Perry's duality was emblematic of the night’s spirit: a place where unabashed, glittering glamour and serious advocacy can exist side by side. As Perry put it, “The goddess energy in this room is undeniable.”

Steinem introduced Hill as “My favorite, favorite word: fan-fucking-tastic.” Hill, who did not take interviews before her speech, let her Lifetime Achievement comments speak for themselves.

At 62, she could not believe she was already up for a retrospective award. “I really do feel like I’m just getting started,” Hill began.

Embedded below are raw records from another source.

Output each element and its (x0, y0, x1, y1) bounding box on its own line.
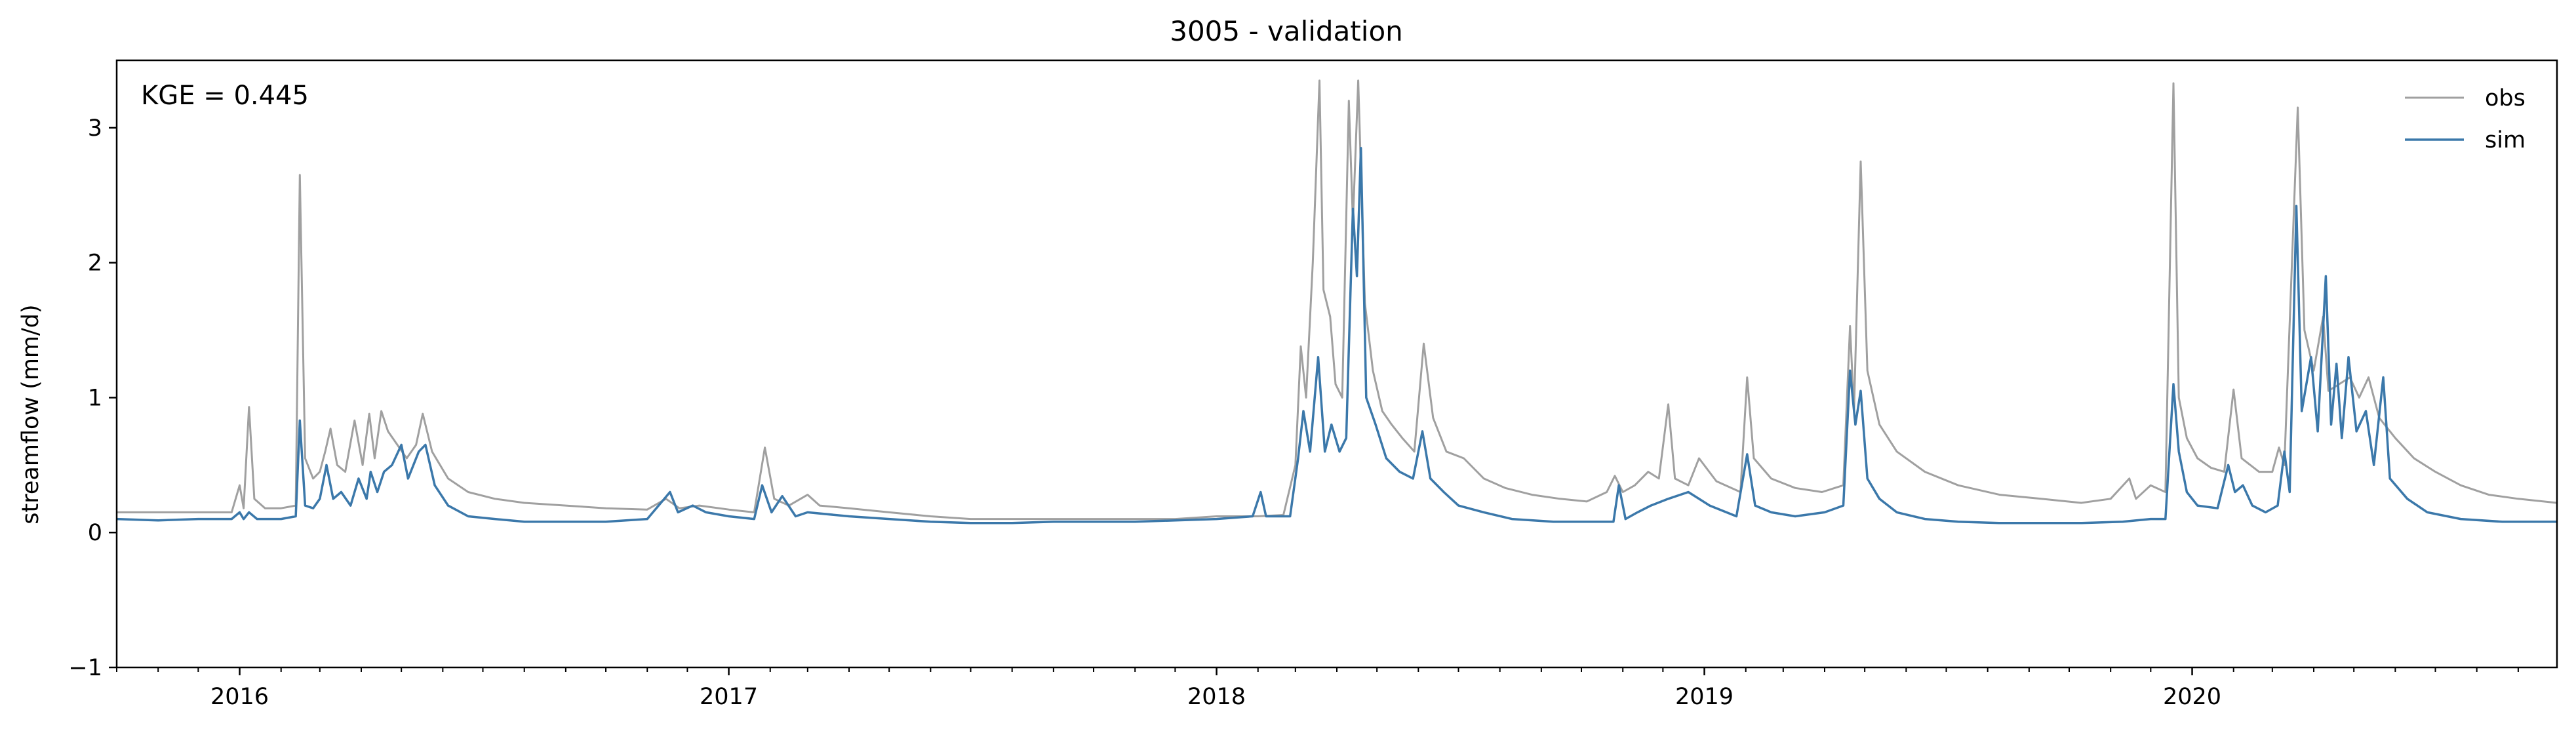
chart-title: 3005 - validation (1170, 15, 1403, 47)
y-tick-label: 1 (88, 385, 102, 411)
legend: obs sim (2405, 85, 2526, 153)
y-tick-label: −1 (68, 655, 102, 681)
y-axis: −1 0 1 2 3 (68, 115, 117, 681)
x-tick-label: 2018 (1187, 684, 1246, 710)
x-tick-label: 2017 (700, 684, 758, 710)
y-tick-label: 3 (88, 115, 102, 142)
x-tick-label: 2019 (1675, 684, 1734, 710)
y-tick-label: 2 (88, 250, 102, 277)
series-line-obs (117, 79, 2558, 521)
y-tick-label: 0 (88, 520, 102, 546)
series-line-sim (116, 147, 2557, 525)
plot-area (116, 79, 2558, 525)
x-tick-label: 2020 (2163, 684, 2221, 710)
y-axis-label: streamflow (mm/d) (18, 304, 44, 524)
legend-label-obs: obs (2485, 85, 2526, 111)
kge-annotation: KGE = 0.445 (141, 81, 309, 111)
legend-label-sim: sim (2485, 127, 2526, 153)
x-tick-label: 2016 (210, 684, 269, 710)
plot-frame (115, 59, 2558, 669)
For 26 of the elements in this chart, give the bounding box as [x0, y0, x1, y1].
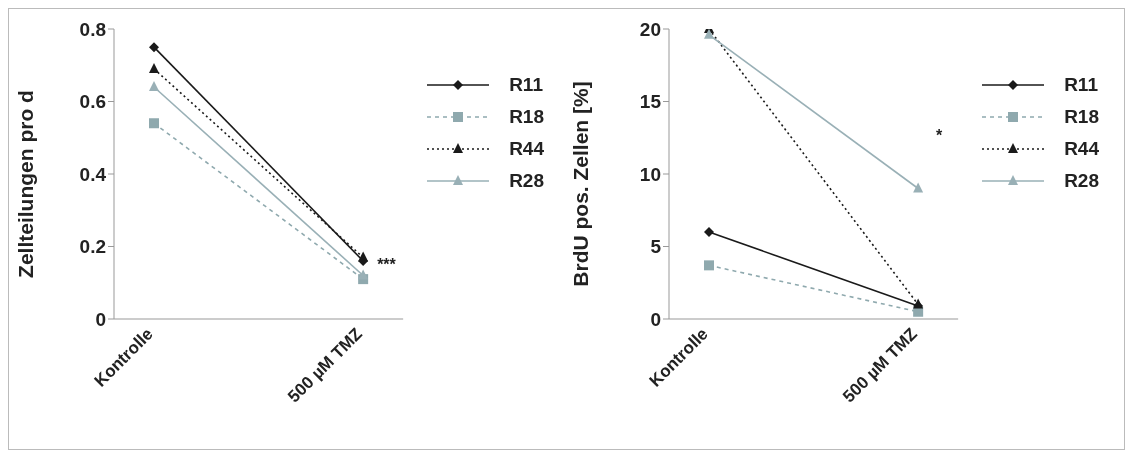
legend-label: R11 — [1064, 74, 1098, 96]
annotation: * — [936, 127, 943, 145]
y-axis-title: BrdU pos. Zellen [%] — [569, 81, 593, 287]
y-axis-title: Zellteilungen pro d — [14, 90, 38, 278]
point — [149, 118, 159, 129]
y-tick-label: 10 — [639, 163, 661, 185]
legend-label: R18 — [1064, 106, 1099, 128]
annotation: *** — [377, 256, 397, 274]
legend-label: R18 — [509, 106, 544, 128]
y-tick-label: 0.2 — [79, 236, 106, 258]
y-tick-label: 0.4 — [79, 163, 107, 185]
point — [704, 260, 714, 271]
y-tick-label: 0 — [650, 308, 661, 330]
y-tick-label: 0 — [95, 308, 106, 330]
legend-label: R44 — [1064, 138, 1099, 160]
point — [704, 227, 714, 237]
legend-label: R28 — [1064, 170, 1099, 192]
legend-label: R11 — [509, 74, 543, 96]
y-tick-label: 5 — [650, 236, 662, 258]
legend-label: R44 — [509, 138, 544, 160]
y-tick-label: 0.8 — [79, 18, 106, 40]
y-tick-label: 15 — [639, 91, 662, 113]
y-tick-label: 0.6 — [79, 91, 106, 113]
legend-label: R28 — [509, 170, 544, 192]
y-tick-label: 20 — [639, 18, 661, 40]
point — [149, 42, 159, 53]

Looking out on the glittering crowd (Coco Rocha, Annie Leibovitz, Olivia Palermo in a cow-printed harness), Hill acknowledged the astronomical amount of privilege in the room. “Advocating for equality is a noble endeavor, but I believe that unfortunately today the high price of demanding change and equality often falls on the most vulnerable.”

Hill did not linger on the indignities she sat through in front of the all-male panel that questioned the credibility of the sexual-misconduct allegations she made against then-Supreme Court nominee Clarence Thomas during his confirmation hearings in 1991. But she did say, “Our government process fail when they do not recognize women’s voices,” making it clear that she was referring to last year’s Kavanaugh hearings.

“This is not a political statement. It is a statement about human decency”

“This is not a political statement,” Hill insisted. “It is a statement about human decency. . .When we see the government fail, I want you to commit to standing with the women who need to be heard, deserve to be heard, and have the right to be heard.”

The line was met with a standing ovation led by a very clap-happy Katy Perry. As the model Coco Rocha put it, “For some reason, these awards make you want to go create a new business, a new non-profit, save the children. I always leave here wanting to do something.”

Rocha's husband James Conran then quipped, “I just hold the purse tonight,” at which the model lifted up her mini satchel.

“I'm doing a good job holding it myself tonight,” she said, thank you very much.